Stopping traffic and keeping time with a drum beat, the boys (Jahbrile, six; Jahien, eight; and Jahsway, ten) agreed marching is cooler for boxing. For one, you’re allowed to yell “shit”—as in, “shut shit down!”—which, if you’re a kid, is as much of a rush as civil disobedience.

“It’s cool. People are holding signs to help people with what their problems are,” Jahsway said. The brothers made a sign that, among other messages, said, “Be kind to people.”

“It’s an experience for them to know their mother can stand for something,” Dovie said.

The family was among about eighty people gathered Monday afternoon in front of the under-construction police department at the corner of Main and Elizabeth streets.

The demonstrators protested against police brutality, police checkpoints, immigration enforcement, and the growing the Durham Police Department’s budget, including the new police headquarters, which will cost about $71 million. They also stood against discrimination, unlivable wages, the state’s anti-union policies, and funding cuts for education, health care, and public services.

Danielle Purifoy, with the advocacy group Durham Beyond Policing, said policing and labor issues are intertwined because they tend to affect the same people. This creates a vicious cycle of unemployment, low wages, and abuse by employers. The solutions for both labor issues and policing issues involve affordable housing, accessible health care, and rethinking established institutions like police departments.

“These are things you can’t disentangle,” she said.

Chanelle Croxton, with the Domestic Workers Alliance, acknowledged that the platform is broad but said she’s more concerned about the people affected by these issues than the politicians tasked with trying to address them. “We can’t just wait around for you to decide certain lives matter,” she said.

The group then marched to the Durham County Detention Center, along the way encountering a driver who was not keen on stopping for them.

(Had HB 330 already become law, the driver could have run them over and possibly been immune from civil liability.)

From there, they headed to City Hall, where a Durham City Council meeting was taking place.

Their reputation preceded them, as city staff wondered aloud whether the group would show, how many there would be, and what would they do. The group had lost some members since the march began.
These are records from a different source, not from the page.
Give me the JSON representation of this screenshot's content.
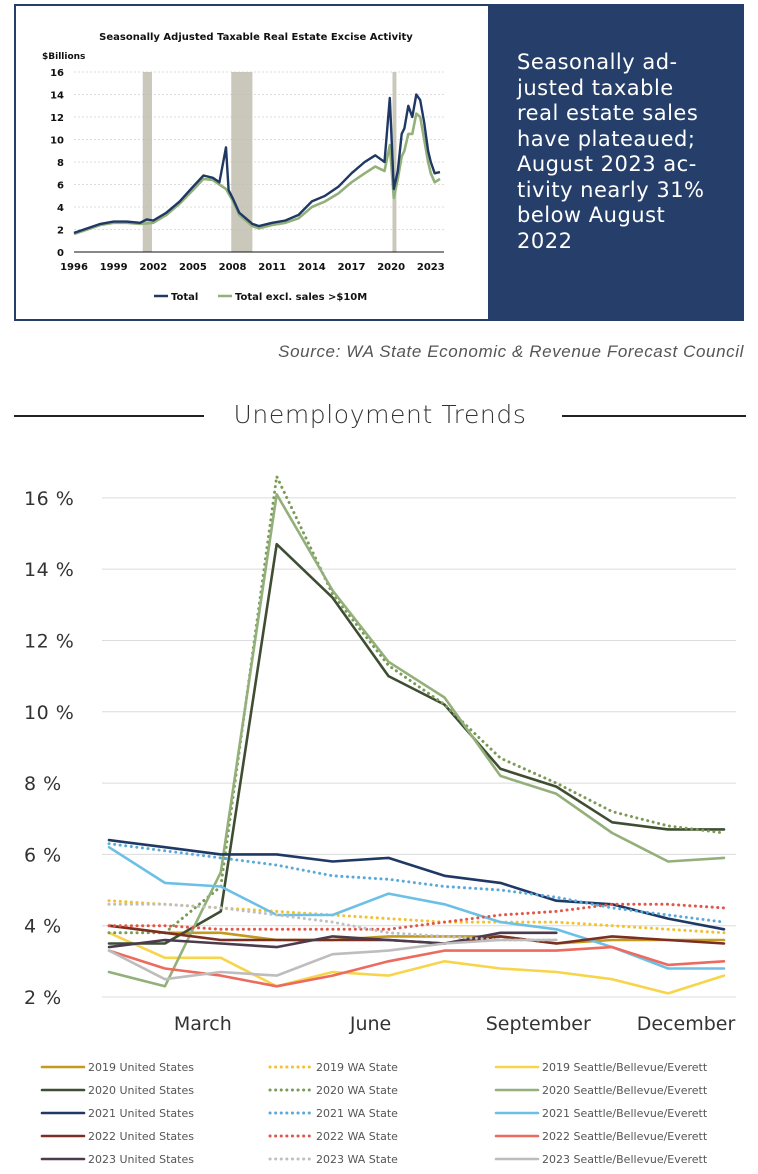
{
  "callout": {
    "text": "Seasonally ad-justed taxable real estate sales have plateaued; August 2023 ac-tivity nearly 31% below August 2022",
    "lines": [
      "Seasonally ad-",
      "justed taxable",
      "real estate sales",
      "have plateaued;",
      "August 2023 ac-",
      "tivity nearly 31%",
      "below August",
      "2022"
    ]
  },
  "source": "Source: WA State Economic & Revenue Forecast Council",
  "section_title": "Unemployment Trends",
  "colors": {
    "navy": "#253f6a",
    "recession": "#c9c8bb",
    "total": "#1f3864",
    "excl": "#93b07a"
  },
  "chart_data": [
    {
      "type": "line",
      "title": "Seasonally Adjusted Taxable Real Estate Excise Activity",
      "ylabel": "$Billions",
      "ylim": [
        0,
        16
      ],
      "yticks": [
        "0",
        "2",
        "4",
        "6",
        "8",
        "10",
        "12",
        "14",
        "16"
      ],
      "xlim": [
        1996,
        2024
      ],
      "xticks": [
        "1996",
        "1999",
        "2002",
        "2005",
        "2008",
        "2011",
        "2014",
        "2017",
        "2020",
        "2023"
      ],
      "recessions": [
        [
          2001.2,
          2001.9
        ],
        [
          2007.9,
          2009.5
        ],
        [
          2020.1,
          2020.4
        ]
      ],
      "legend": "bottom",
      "series": [
        {
          "name": "Total",
          "color": "#1f3864",
          "x": [
            1996,
            1997,
            1998,
            1999,
            2000,
            2001,
            2001.5,
            2002,
            2003,
            2004,
            2005,
            2005.8,
            2006.5,
            2007,
            2007.5,
            2007.7,
            2008,
            2008.5,
            2009,
            2009.5,
            2010,
            2011,
            2012,
            2013,
            2014,
            2015,
            2016,
            2017,
            2018,
            2018.8,
            2019.5,
            2019.9,
            2020.2,
            2020.5,
            2020.8,
            2021,
            2021.3,
            2021.6,
            2021.9,
            2022.2,
            2022.5,
            2022.8,
            2023,
            2023.3,
            2023.7
          ],
          "y": [
            1.7,
            2.1,
            2.5,
            2.7,
            2.7,
            2.6,
            2.9,
            2.8,
            3.5,
            4.5,
            5.8,
            6.8,
            6.6,
            6.2,
            9.3,
            5.5,
            4.8,
            3.5,
            3.0,
            2.5,
            2.3,
            2.6,
            2.8,
            3.3,
            4.5,
            5.0,
            5.8,
            7.0,
            8.0,
            8.6,
            8.0,
            13.7,
            5.6,
            7.2,
            10.5,
            11.0,
            13.0,
            12.0,
            14.0,
            13.5,
            11.5,
            9.0,
            8.0,
            7.0,
            7.1
          ]
        },
        {
          "name": "Total excl. sales >$10M",
          "color": "#93b07a",
          "x": [
            1996,
            1997,
            1998,
            1999,
            2000,
            2001,
            2002,
            2003,
            2004,
            2005,
            2005.8,
            2006.5,
            2007,
            2007.5,
            2008,
            2008.5,
            2009,
            2009.5,
            2010,
            2011,
            2012,
            2013,
            2014,
            2015,
            2016,
            2017,
            2018,
            2018.8,
            2019.5,
            2019.9,
            2020.2,
            2020.5,
            2020.8,
            2021,
            2021.3,
            2021.6,
            2021.9,
            2022.2,
            2022.5,
            2022.8,
            2023,
            2023.3,
            2023.7
          ],
          "y": [
            1.6,
            2.0,
            2.4,
            2.6,
            2.6,
            2.5,
            2.6,
            3.3,
            4.3,
            5.5,
            6.5,
            6.4,
            6.0,
            5.6,
            4.6,
            3.3,
            2.8,
            2.3,
            2.1,
            2.4,
            2.6,
            3.0,
            4.0,
            4.5,
            5.2,
            6.2,
            7.0,
            7.6,
            7.2,
            9.5,
            4.8,
            6.5,
            8.5,
            9.0,
            10.5,
            10.5,
            12.3,
            12.0,
            10.0,
            8.0,
            7.0,
            6.2,
            6.5
          ]
        }
      ]
    },
    {
      "type": "line",
      "title": "",
      "ylim": [
        2,
        16.5
      ],
      "yticks": [
        "2 %",
        "4 %",
        "6 %",
        "8 %",
        "10 %",
        "12 %",
        "14 %",
        "16 %"
      ],
      "ytick_values": [
        2,
        4,
        6,
        8,
        10,
        12,
        14,
        16
      ],
      "xticks": [
        "March",
        "June",
        "September",
        "December"
      ],
      "xtick_months": [
        3,
        6,
        9,
        12
      ],
      "xlim": [
        1,
        12
      ],
      "legend": "bottom",
      "series": [
        {
          "name": "2019 United States",
          "color": "#c39a1d",
          "dash": "solid",
          "x": [
            1,
            2,
            3,
            4,
            5,
            6,
            7,
            8,
            9,
            10,
            11,
            12
          ],
          "y": [
            4.0,
            3.8,
            3.8,
            3.6,
            3.6,
            3.7,
            3.7,
            3.7,
            3.5,
            3.6,
            3.6,
            3.6
          ]
        },
        {
          "name": "2019 WA State",
          "color": "#f2c22e",
          "dash": "dot",
          "x": [
            1,
            2,
            3,
            4,
            5,
            6,
            7,
            8,
            9,
            10,
            11,
            12
          ],
          "y": [
            4.7,
            4.6,
            4.5,
            4.4,
            4.3,
            4.2,
            4.1,
            4.1,
            4.1,
            4.0,
            3.9,
            3.8
          ]
        },
        {
          "name": "2019 Seattle/Bellevue/Everett",
          "color": "#f7d54a",
          "dash": "solid",
          "x": [
            1,
            2,
            3,
            4,
            5,
            6,
            7,
            8,
            9,
            10,
            11,
            12
          ],
          "y": [
            3.8,
            3.1,
            3.1,
            2.3,
            2.7,
            2.6,
            3.0,
            2.8,
            2.7,
            2.5,
            2.1,
            2.6
          ]
        },
        {
          "name": "2020 United States",
          "color": "#3f4e33",
          "dash": "solid",
          "x": [
            1,
            2,
            3,
            4,
            5,
            6,
            7,
            8,
            9,
            10,
            11,
            12
          ],
          "y": [
            3.5,
            3.5,
            4.4,
            14.7,
            13.2,
            11.0,
            10.2,
            8.4,
            7.9,
            6.9,
            6.7,
            6.7
          ]
        },
        {
          "name": "2020 WA State",
          "color": "#7a9a55",
          "dash": "dot",
          "x": [
            1,
            2,
            3,
            4,
            5,
            6,
            7,
            8,
            9,
            10,
            11,
            12
          ],
          "y": [
            3.8,
            3.8,
            5.1,
            16.6,
            13.3,
            11.3,
            10.2,
            8.7,
            8.0,
            7.2,
            6.8,
            6.6
          ]
        },
        {
          "name": "2020 Seattle/Bellevue/Everett",
          "color": "#93b07a",
          "dash": "solid",
          "x": [
            1,
            2,
            3,
            4,
            5,
            6,
            7,
            8,
            9,
            10,
            11,
            12
          ],
          "y": [
            2.7,
            2.3,
            5.5,
            16.1,
            13.4,
            11.4,
            10.4,
            8.2,
            7.7,
            6.6,
            5.8,
            5.9
          ]
        },
        {
          "name": "2021 United States",
          "color": "#1f3864",
          "dash": "solid",
          "x": [
            1,
            2,
            3,
            4,
            5,
            6,
            7,
            8,
            9,
            10,
            11,
            12
          ],
          "y": [
            6.4,
            6.2,
            6.0,
            6.0,
            5.8,
            5.9,
            5.4,
            5.2,
            4.7,
            4.6,
            4.2,
            3.9
          ]
        },
        {
          "name": "2021 WA State",
          "color": "#5aa9d8",
          "dash": "dot",
          "x": [
            1,
            2,
            3,
            4,
            5,
            6,
            7,
            8,
            9,
            10,
            11,
            12
          ],
          "y": [
            6.3,
            6.1,
            5.9,
            5.7,
            5.4,
            5.3,
            5.1,
            5.0,
            4.8,
            4.5,
            4.3,
            4.1
          ]
        },
        {
          "name": "2021 Seattle/Bellevue/Everett",
          "color": "#6cc0e6",
          "dash": "solid",
          "x": [
            1,
            2,
            3,
            4,
            5,
            6,
            7,
            8,
            9,
            10,
            11,
            12
          ],
          "y": [
            6.2,
            5.2,
            5.1,
            4.3,
            4.3,
            4.9,
            4.6,
            4.1,
            3.9,
            3.4,
            2.8,
            2.8
          ]
        },
        {
          "name": "2022 United States",
          "color": "#7b2e22",
          "dash": "solid",
          "x": [
            1,
            2,
            3,
            4,
            5,
            6,
            7,
            8,
            9,
            10,
            11,
            12
          ],
          "y": [
            4.0,
            3.8,
            3.6,
            3.6,
            3.6,
            3.6,
            3.5,
            3.7,
            3.5,
            3.7,
            3.6,
            3.5
          ]
        },
        {
          "name": "2022 WA State",
          "color": "#e0574a",
          "dash": "dot",
          "x": [
            1,
            2,
            3,
            4,
            5,
            6,
            7,
            8,
            9,
            10,
            11,
            12
          ],
          "y": [
            4.0,
            4.0,
            3.9,
            3.9,
            3.9,
            3.9,
            4.1,
            4.3,
            4.4,
            4.6,
            4.6,
            4.5
          ]
        },
        {
          "name": "2022 Seattle/Bellevue/Everett",
          "color": "#ec6a5e",
          "dash": "solid",
          "x": [
            1,
            2,
            3,
            4,
            5,
            6,
            7,
            8,
            9,
            10,
            11,
            12
          ],
          "y": [
            3.3,
            2.8,
            2.6,
            2.3,
            2.6,
            3.0,
            3.3,
            3.3,
            3.3,
            3.4,
            2.9,
            3.0
          ]
        },
        {
          "name": "2023 United States",
          "color": "#4b3b4d",
          "dash": "solid",
          "x": [
            1,
            2,
            3,
            4,
            5,
            6,
            7,
            8,
            9
          ],
          "y": [
            3.4,
            3.6,
            3.5,
            3.4,
            3.7,
            3.6,
            3.5,
            3.8,
            3.8
          ]
        },
        {
          "name": "2023 WA State",
          "color": "#bfbfbf",
          "dash": "dot",
          "x": [
            1,
            2,
            3,
            4,
            5,
            6,
            7,
            8,
            9
          ],
          "y": [
            4.6,
            4.6,
            4.5,
            4.3,
            4.1,
            3.8,
            3.7,
            3.6,
            3.6
          ]
        },
        {
          "name": "2023 Seattle/Bellevue/Everett",
          "color": "#bdbdbd",
          "dash": "solid",
          "x": [
            1,
            2,
            3,
            4,
            5,
            6,
            7,
            8,
            9
          ],
          "y": [
            3.3,
            2.5,
            2.7,
            2.6,
            3.2,
            3.3,
            3.5,
            3.6,
            3.6
          ]
        }
      ]
    }
  ]
}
As soon as Mayor Bill Bell opened the meeting, demonstrators lined up in front of the council members’ seats and began reading their platform. When protesters asked if anyone in the crowd wanted to add to their “people’s demands,” Bell offered a podium and a mic. The demonstrators continued chanting outside the council chamber for about ten minutes as Bell recognized the N.C. Central men’s basketball team, asking officers multiple times to keep the chamber doors closed. (“That’s passion right there,” Coach LeVelle Moton said of the protesters.)

Later in the meeting, police chief C.J. Davis gave her department’s first quarterly report of 2017. She highlighted that officers are responding faster to emergency calls, more than 150 body cameras have been deployed citywide, and that total traffic stops in the city are down from 20,780 in 2015 (and a high of 32,227 in 2010) to 14,785 last year. Black drivers were searched by police at a rate about three times higher than white drivers, although searches of black drivers were down by about 44 percent compared to 2015.

“I wish that the audience that had been around earlier had been around to hear this report,” Bell said.

Davis said she “had no opinion” on the demands of the demonstrators related to her department and that the group had a right to be there. “I was trying to figure out what the message was,” she told reporters after the meeting.